Nothing shocks me. Nothing. I may pretend it does but I'm desensitized. Why? I really don't have any mental limits on what I can handle. I'm not sure if I've ever had them. Everyone is different and in order to adapt to people's likes and dislikes, I had to be flexible. I've never been in a fight at school. Why? I was friends with everyone. I wasn't popular, but I studied everyone in school and adapted to those in power. I used this to my advantage by saving the asses of the kids who got picked on. Since the bullies were my "friend", all I had to do was say the word. I never used this to get someone picked on, I always used it to save people and get them to look up to me.
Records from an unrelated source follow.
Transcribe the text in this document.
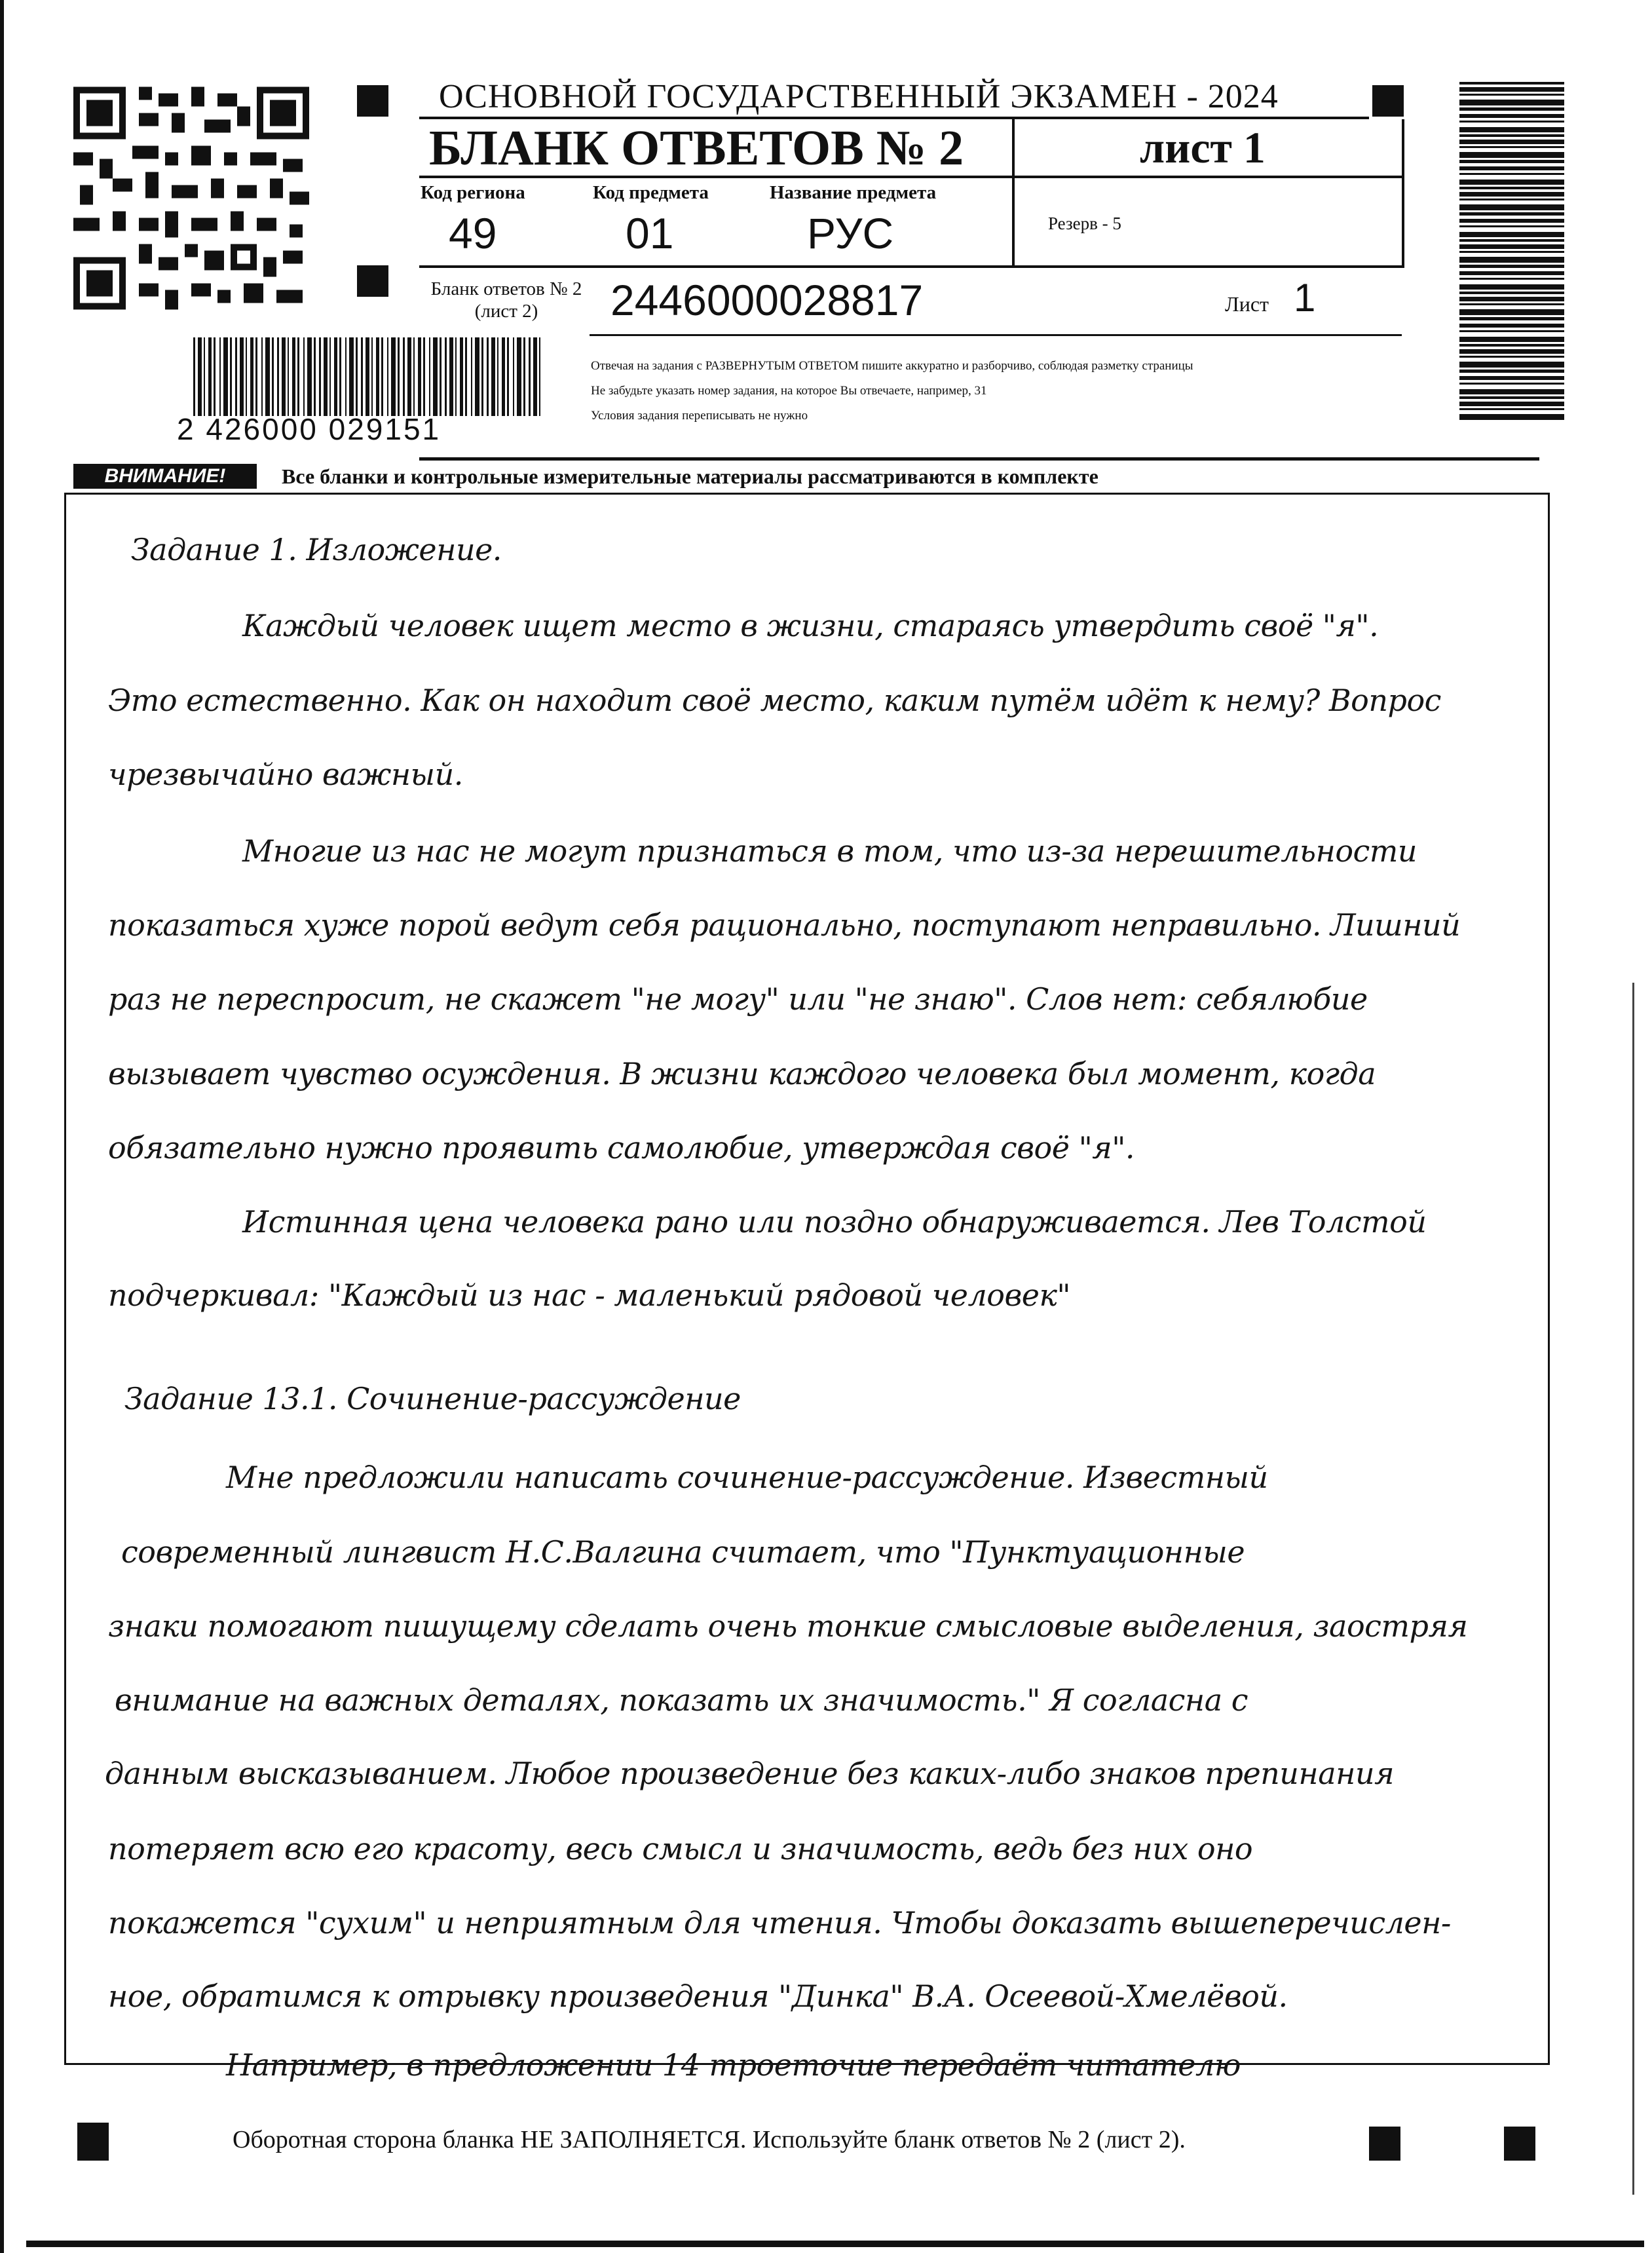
ОСНОВНОЙ ГОСУДАРСТВЕННЫЙ ЭКЗАМЕН - 2024
БЛАНК ОТВЕТОВ № 2	лист 1
Код региона
49
Код предмета
01
Название предмета
РУС	Резерв - 5
Бланк ответов № 2
(лист 2)	2446000028817	Лист 1
Отвечая на задания с РАЗВЕРНУТЫМ ОТВЕТОМ пишите аккуратно и разборчиво, соблюдая разметку страницы
Не забудьте указать номер задания, на которое Вы отвечаете, например, 31
Условия задания переписывать не нужно
2 426000 029151
ВНИМАНИЕ!	Все бланки и контрольные измерительные материалы рассматриваются в комплекте
Задание 1. Изложение.
Каждый человек ищет место в жизни, стараясь утвердить своё "я".
Это естественно. Как он находит своё место, каким путём идёт к нему? Вопрос
чрезвычайно важный.
Многие из нас не могут признаться в том, что из-за нерешительности
показаться хуже порой ведут себя рационально, поступают неправильно. Лишний
раз не переспросит, не скажет "не могу" или "не знаю". Слов нет: себялюбие
вызывает чувство осуждения. В жизни каждого человека был момент, когда
обязательно нужно проявить самолюбие, утверждая своё "я".
Истинная цена человека рано или поздно обнаруживается. Лев Толстой
подчеркивал: "Каждый из нас - маленький рядовой человек"
Задание 13.1. Сочинение-рассуждение
Мне предложили написать сочинение-рассуждение. Известный
современный лингвист Н.С.Валгина считает, что "Пунктуационные
знаки помогают пишущему сделать очень тонкие смысловые выделения, заостряя
внимание на важных деталях, показать их значимость." Я согласна с
данным высказыванием. Любое произведение без каких-либо знаков препинания
потеряет всю его красоту, весь смысл и значимость, ведь без них оно
покажется "сухим" и неприятным для чтения. Чтобы доказать вышеперечислен-
ное, обратимся к отрывку произведения "Динка" В.А. Осеевой-Хмелёвой.
Например, в предложении 14 троеточие передаёт читателю
Оборотная сторона бланка НЕ ЗАПОЛНЯЕТСЯ. Используйте бланк ответов № 2 (лист 2).
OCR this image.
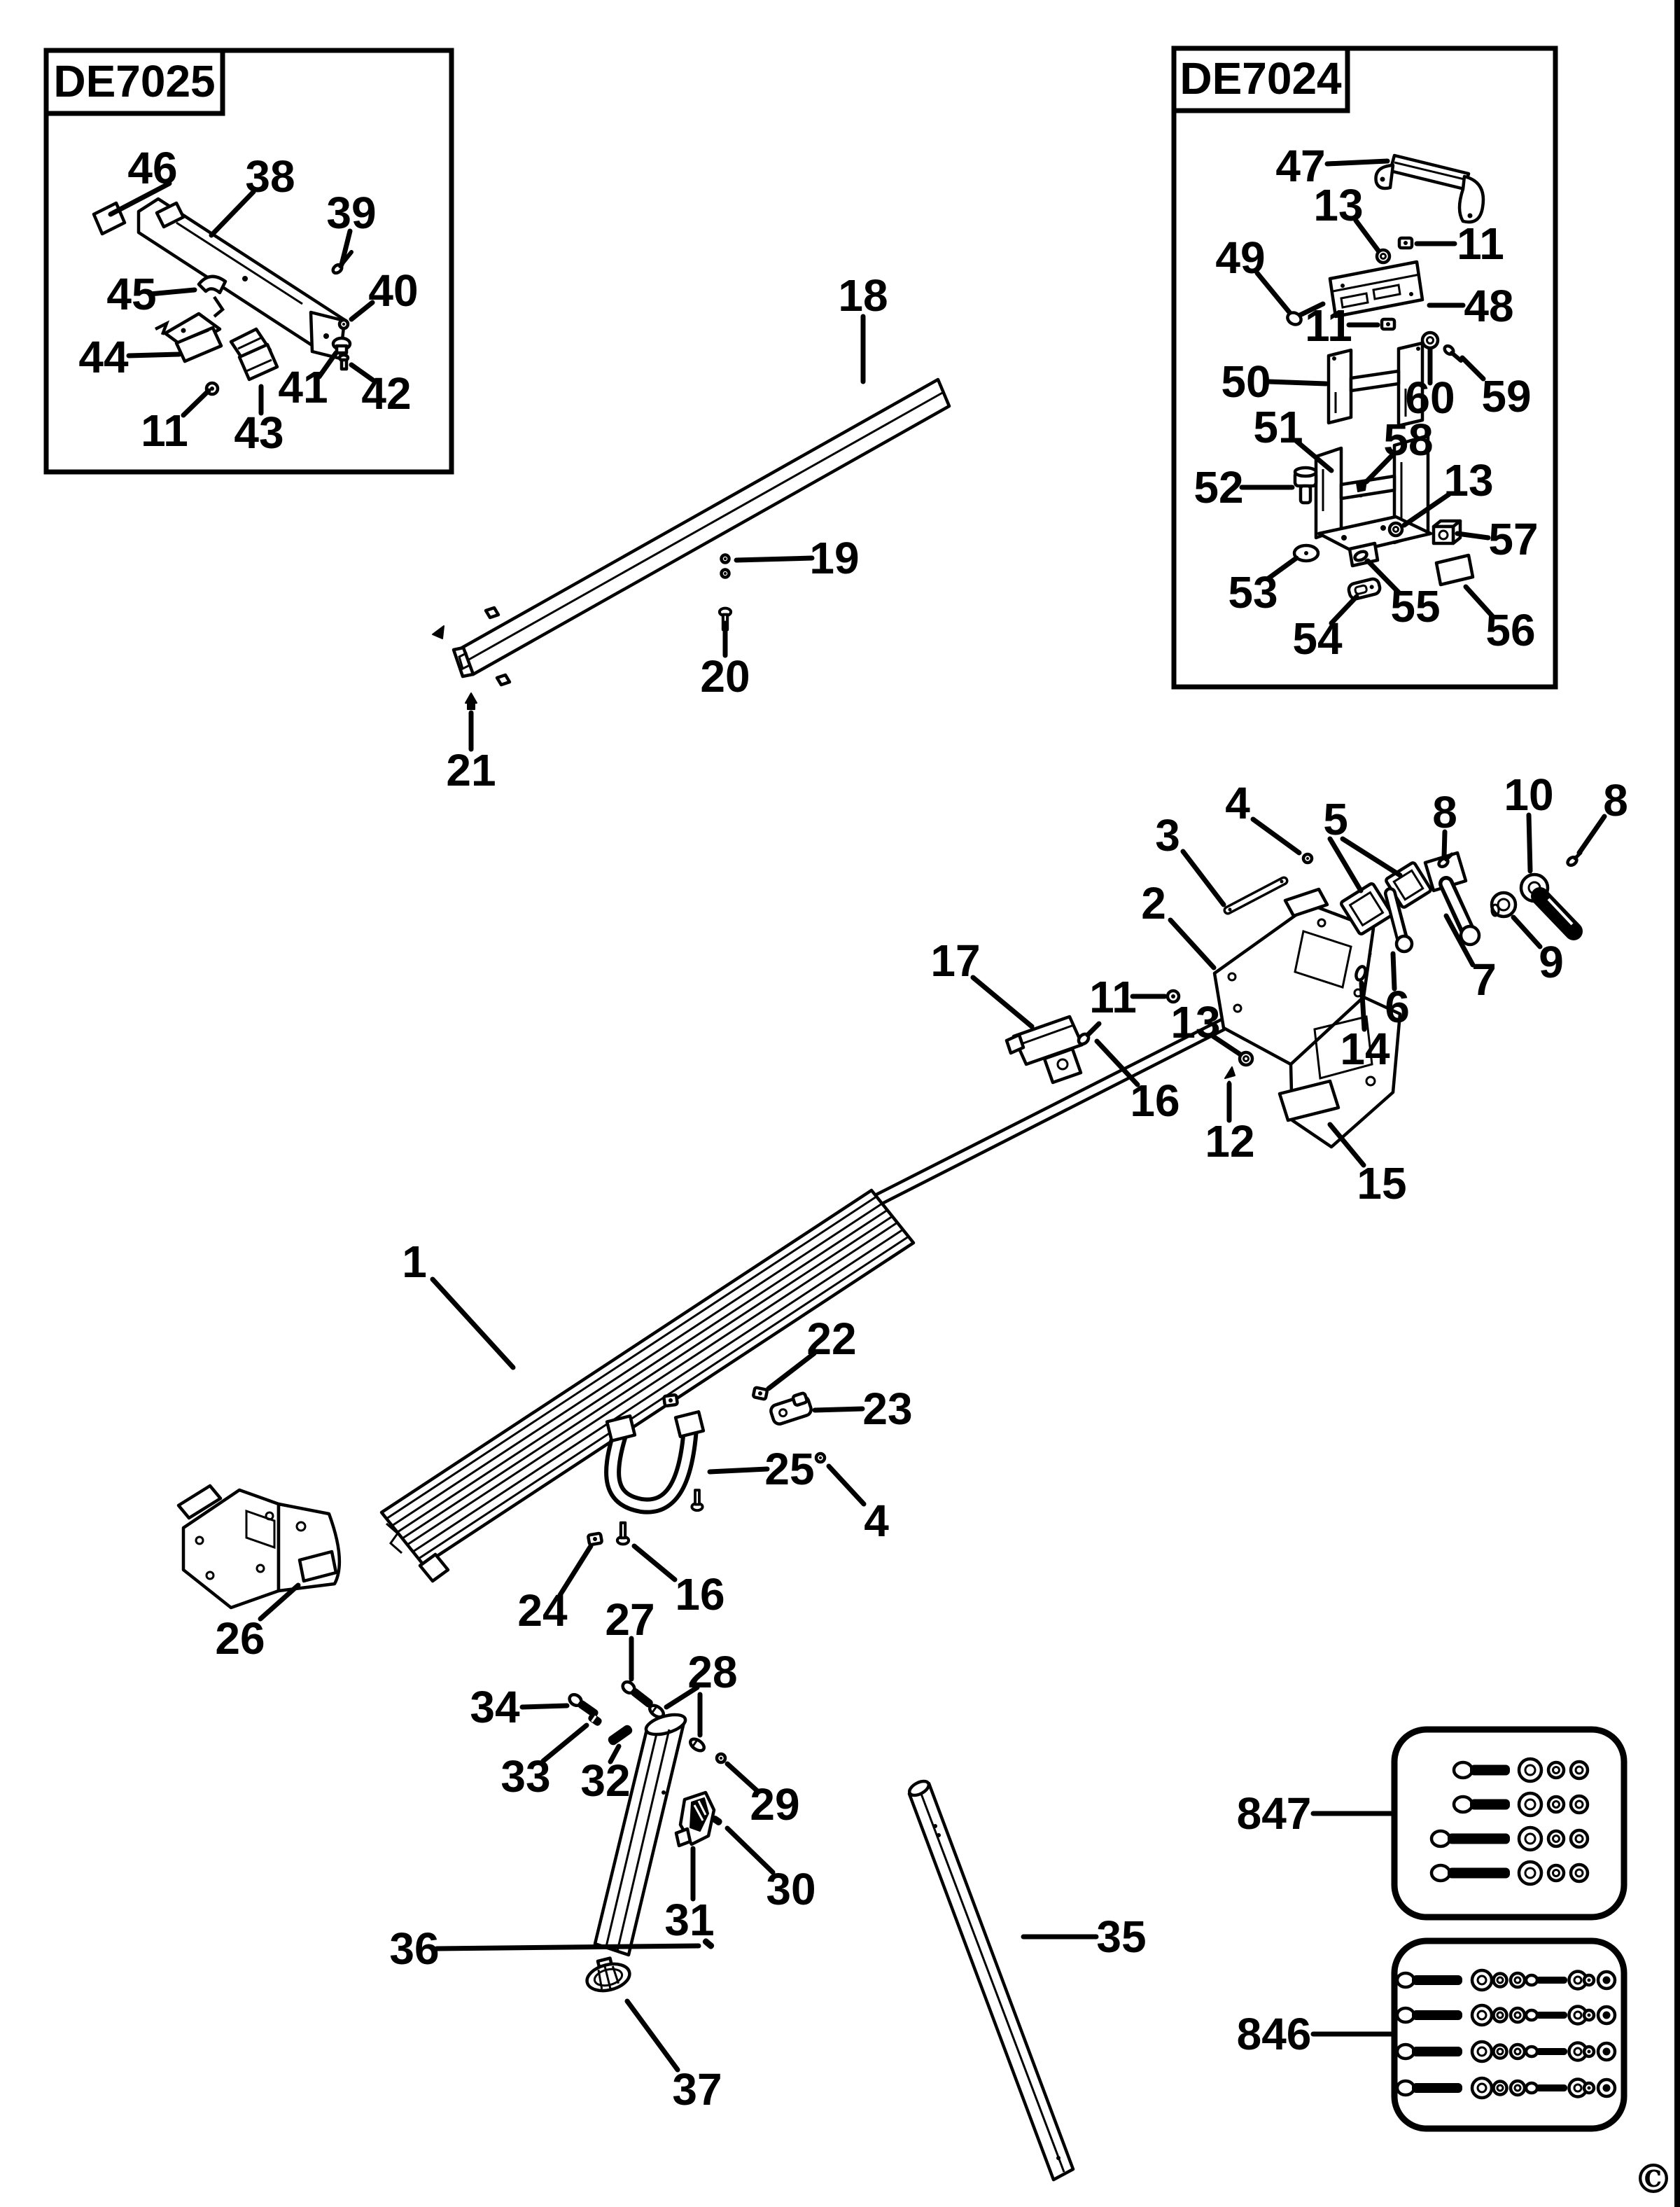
DE7025	DE7024
©
46 38
39
45	40
44
41 42
11 43
18
19
20
21
47
13
11
49
48
11
50	59
60
51 58
52	13
57
53	55
54	56
3
4 5 8 10 8
2
9
7
6
14
11 13
16
12
15
17
1
22
23
4
25
24 16
27
34
33 32
28
29
30
31
36
37
35
26
847
846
Now at first this seems pretty selfish but if you think about it, how many good things does anyone do without it benefiting themselves? Even if you get nothing in return, you still do it to get that "warm fuzzy feeling" right? There’s always something in it for you. Whether you help someone for a reward, or self-satisfaction. I'm not justifying it, I'm just rambling.
I had a huge thirst for knowledge and still do. I really don't know what the reason is. I like knowing things. I like knowing things that other people might need to know and I'll have the answer. I don't consider myself an expert at anything though. In fact, I think because of this desire to know so much, I've limited myself to never really knowing any one thing completely because I get bored once I know "enough" of the subject to know a little more than most of the people I know. Why? Because I don't feel like I'm worth anything unless they might have a reason to look up to me.
I fight dirty and I fight psychologically. I wasn't one to throw temper tantrums as a child. If I were mad I would play with people's heads. I would make them guilty or worried or scared or whatever other emotion I could think of. I learned from a young age that logic and emotions are a much more powerful weapon than physical pain could ever be. I always wanted to appear innocent though, I mean, I assume everyone does but I was so concerned with my image that I would never directly attack someone. I would just say or do certain things that I knew would trigger them to feel a certain way without even realizing I was doing it. People can just block out someone who's bothering them but it’s much harder to block out their own mind. All I would do is turn their own mind against them. Throw in some doubts, fears, and guilt... whatever. Another benefit to knowing how to do this was recognizing others who tried to do it. I was questioning those kinds of techniques in the bible at age 3... heh maybe that’s where I learned some of this.
So one thing led to another and I started to slip in 6th grade. I became so preoccupied with other people I stopped giving a shit about myself. I noticed it, others noticed it, but it didn't matter. I cannot honestly work for something I don't care about. I started viewing people around me as puppets. I never actually tried to control someone to make them do something I wanted. For example, I never manipulated someone to go get me a soda. It was much more mental. I would sit at my desk and instead of working; I would spend 6 hours of the school day studying people. I started experimenting with body language and the expression on my face and things like to get them to react in whatever way I wanted them to. I started trying to make the people around me have whatever impression of me I wanted them to have. I would act on their desires and fears. But like I said before, I'd do it without them even realizing I was doing it. I still maintained my personality of being a shy/quiet/innocent kid who everyone knew but who remained just anonymous enough to not be given a second thought by most.